Obsessive Compulsive Disorder in Children and Teens

 

Obsessive Compulsive Disorder in Children and Teens

Obsessive compulsive disorder is not just a problem that affects adults. In fact, many adults who suffer from OCD had shown signs and symptoms at an earlier age. Here are some facts about the condition.

Because children and teens go through so many developmental stages, some behaviors can be misinterpreted as something else. Anger and anxiety may be attributed to peer pressure, for instance, when it could be a sign of a more serious condition. With teens, at least they can articulate what they are feeling to give a better idea of what is going on with them.

What Is Obsessive Compulsive Behavior?

There are two sides to the obsessive compulsive condition. On one side, you have obsessions. They are described as thoughts and impulses that come out of nowhere. The person suffering from them doesn’t want to necessarily act on them, but feels that they are powerless to control them.

Obsessions can revolve around any type of thought. One is fear. Fear of doing something or succumbing to something can result in thoughts that occupy every waking thought. Here’s an example. A grade school child I knew was convinced that Bigfoot lived close by so he refused to play outside unless there was another person with him.  He was sure something awful would happen to him if he were alone outside.  He new his thinking wasn’t logical but he couldn’t make himself play outside alone.

Another type of obsessive thought may concern impulses. Wanting to hurt or harm someone or yourself is an impulse, especially when nothing has happened to warrant the action. This behavior can scare a teen and make them anxious whenever they are in a situation that triggers it.  My psychiatrist said one common impulse is to curse in church! lolol

Obsessive thoughts can also surround doubts. It is usually one specific doubt that plants itself in the mind. No matter what type of certainty is given, the doubt still persists in the mind.

Having obsessive thoughts can cause untold anxiety in your teen. Unknowingly, you may become a part of their obsession and thus walk into a minefield. Obsession can trigger shouting matches, unruly behavior on the part of your teen, poor grades and isolation.

On the other side of obsession is compulsion. These are ritualistic acts that are performed repetitively as a result of an obsession. Even if the teen knows that the obsession isn’t rational, the compulsive act is a way to satisfy the obsession and reduce their anxiety.

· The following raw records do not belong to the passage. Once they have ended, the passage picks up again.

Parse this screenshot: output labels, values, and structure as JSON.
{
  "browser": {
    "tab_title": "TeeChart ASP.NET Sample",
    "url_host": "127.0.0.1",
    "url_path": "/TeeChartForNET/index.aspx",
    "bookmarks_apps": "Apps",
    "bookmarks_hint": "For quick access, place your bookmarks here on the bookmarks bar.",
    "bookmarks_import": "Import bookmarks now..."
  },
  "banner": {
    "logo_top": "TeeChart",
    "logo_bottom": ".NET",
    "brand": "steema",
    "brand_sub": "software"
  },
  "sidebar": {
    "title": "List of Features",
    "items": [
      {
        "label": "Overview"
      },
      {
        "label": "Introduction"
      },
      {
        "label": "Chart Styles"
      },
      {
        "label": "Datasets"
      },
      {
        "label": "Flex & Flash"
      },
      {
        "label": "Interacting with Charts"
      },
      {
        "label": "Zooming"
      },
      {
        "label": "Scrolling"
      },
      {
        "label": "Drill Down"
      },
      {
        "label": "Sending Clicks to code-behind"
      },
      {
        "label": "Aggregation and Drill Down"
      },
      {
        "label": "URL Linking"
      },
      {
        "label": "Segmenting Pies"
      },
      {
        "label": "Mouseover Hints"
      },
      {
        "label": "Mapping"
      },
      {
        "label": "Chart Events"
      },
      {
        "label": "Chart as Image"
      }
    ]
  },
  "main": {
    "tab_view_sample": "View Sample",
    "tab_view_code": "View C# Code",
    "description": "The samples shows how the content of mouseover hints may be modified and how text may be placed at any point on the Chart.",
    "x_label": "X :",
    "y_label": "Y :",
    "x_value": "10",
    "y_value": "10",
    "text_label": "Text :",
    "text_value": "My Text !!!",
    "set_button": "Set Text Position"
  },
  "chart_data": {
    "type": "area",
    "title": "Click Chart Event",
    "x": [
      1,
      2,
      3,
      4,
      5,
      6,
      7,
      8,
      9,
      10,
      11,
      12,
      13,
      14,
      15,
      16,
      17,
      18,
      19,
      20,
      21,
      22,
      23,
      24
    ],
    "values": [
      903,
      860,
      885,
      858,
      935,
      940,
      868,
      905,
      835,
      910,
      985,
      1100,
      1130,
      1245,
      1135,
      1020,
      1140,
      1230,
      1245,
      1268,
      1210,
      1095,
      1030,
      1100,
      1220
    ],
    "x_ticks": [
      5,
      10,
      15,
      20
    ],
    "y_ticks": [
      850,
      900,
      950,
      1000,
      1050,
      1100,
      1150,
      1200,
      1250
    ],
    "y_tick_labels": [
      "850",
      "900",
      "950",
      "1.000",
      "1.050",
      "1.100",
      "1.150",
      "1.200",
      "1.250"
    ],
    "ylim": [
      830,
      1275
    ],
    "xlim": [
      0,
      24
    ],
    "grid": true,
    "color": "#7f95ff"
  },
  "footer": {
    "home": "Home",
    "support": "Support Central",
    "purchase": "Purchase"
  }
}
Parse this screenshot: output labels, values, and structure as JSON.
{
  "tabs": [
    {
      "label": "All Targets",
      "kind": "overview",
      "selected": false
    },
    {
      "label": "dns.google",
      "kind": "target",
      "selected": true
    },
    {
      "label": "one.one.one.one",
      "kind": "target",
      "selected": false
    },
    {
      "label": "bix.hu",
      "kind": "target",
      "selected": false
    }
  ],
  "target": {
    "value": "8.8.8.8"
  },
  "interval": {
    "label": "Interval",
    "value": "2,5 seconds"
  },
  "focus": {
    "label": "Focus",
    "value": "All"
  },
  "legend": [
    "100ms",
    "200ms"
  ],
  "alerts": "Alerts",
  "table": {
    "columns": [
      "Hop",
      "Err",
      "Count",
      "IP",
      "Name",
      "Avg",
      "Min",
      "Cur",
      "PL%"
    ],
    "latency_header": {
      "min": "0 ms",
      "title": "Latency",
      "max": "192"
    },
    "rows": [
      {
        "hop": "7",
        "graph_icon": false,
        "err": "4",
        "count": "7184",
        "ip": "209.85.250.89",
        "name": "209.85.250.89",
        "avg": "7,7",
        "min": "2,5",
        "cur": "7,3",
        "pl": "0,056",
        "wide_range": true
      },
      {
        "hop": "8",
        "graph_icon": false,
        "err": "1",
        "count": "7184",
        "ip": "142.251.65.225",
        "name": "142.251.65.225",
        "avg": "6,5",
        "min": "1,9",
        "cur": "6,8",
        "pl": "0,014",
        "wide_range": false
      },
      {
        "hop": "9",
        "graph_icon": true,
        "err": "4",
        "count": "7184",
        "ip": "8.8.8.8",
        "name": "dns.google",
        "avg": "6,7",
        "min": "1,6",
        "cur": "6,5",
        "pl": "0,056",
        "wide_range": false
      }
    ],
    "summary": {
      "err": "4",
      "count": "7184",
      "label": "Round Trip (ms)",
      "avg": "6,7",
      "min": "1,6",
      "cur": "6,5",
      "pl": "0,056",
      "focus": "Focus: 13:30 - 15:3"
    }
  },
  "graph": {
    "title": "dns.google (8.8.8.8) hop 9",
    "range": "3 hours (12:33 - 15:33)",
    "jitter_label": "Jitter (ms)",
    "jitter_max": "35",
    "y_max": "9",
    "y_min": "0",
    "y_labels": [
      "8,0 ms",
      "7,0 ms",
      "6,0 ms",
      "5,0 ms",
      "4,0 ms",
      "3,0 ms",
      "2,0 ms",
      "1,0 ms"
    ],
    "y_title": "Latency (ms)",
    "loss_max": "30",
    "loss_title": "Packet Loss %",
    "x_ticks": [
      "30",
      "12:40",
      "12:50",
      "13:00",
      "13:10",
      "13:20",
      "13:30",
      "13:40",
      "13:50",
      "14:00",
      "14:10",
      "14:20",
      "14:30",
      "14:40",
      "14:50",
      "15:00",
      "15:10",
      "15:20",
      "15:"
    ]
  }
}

Here’s an example. Using the thought that someone may break in the house, the compulsive act could be constantly checking the locks several times a night whenever the obsession takes hold. This can disrupt sleep and lead to stress from sleeplessness.

Because this is a type of anxiety disorder, seeking a solution would involve professional help. Without therapeutic tools, a teen or young child can feel powerless to understand why they are acting in a strange manner. Through professional support, they learn coping mechanisms that will help them manage their thoughts and be less fearful of them.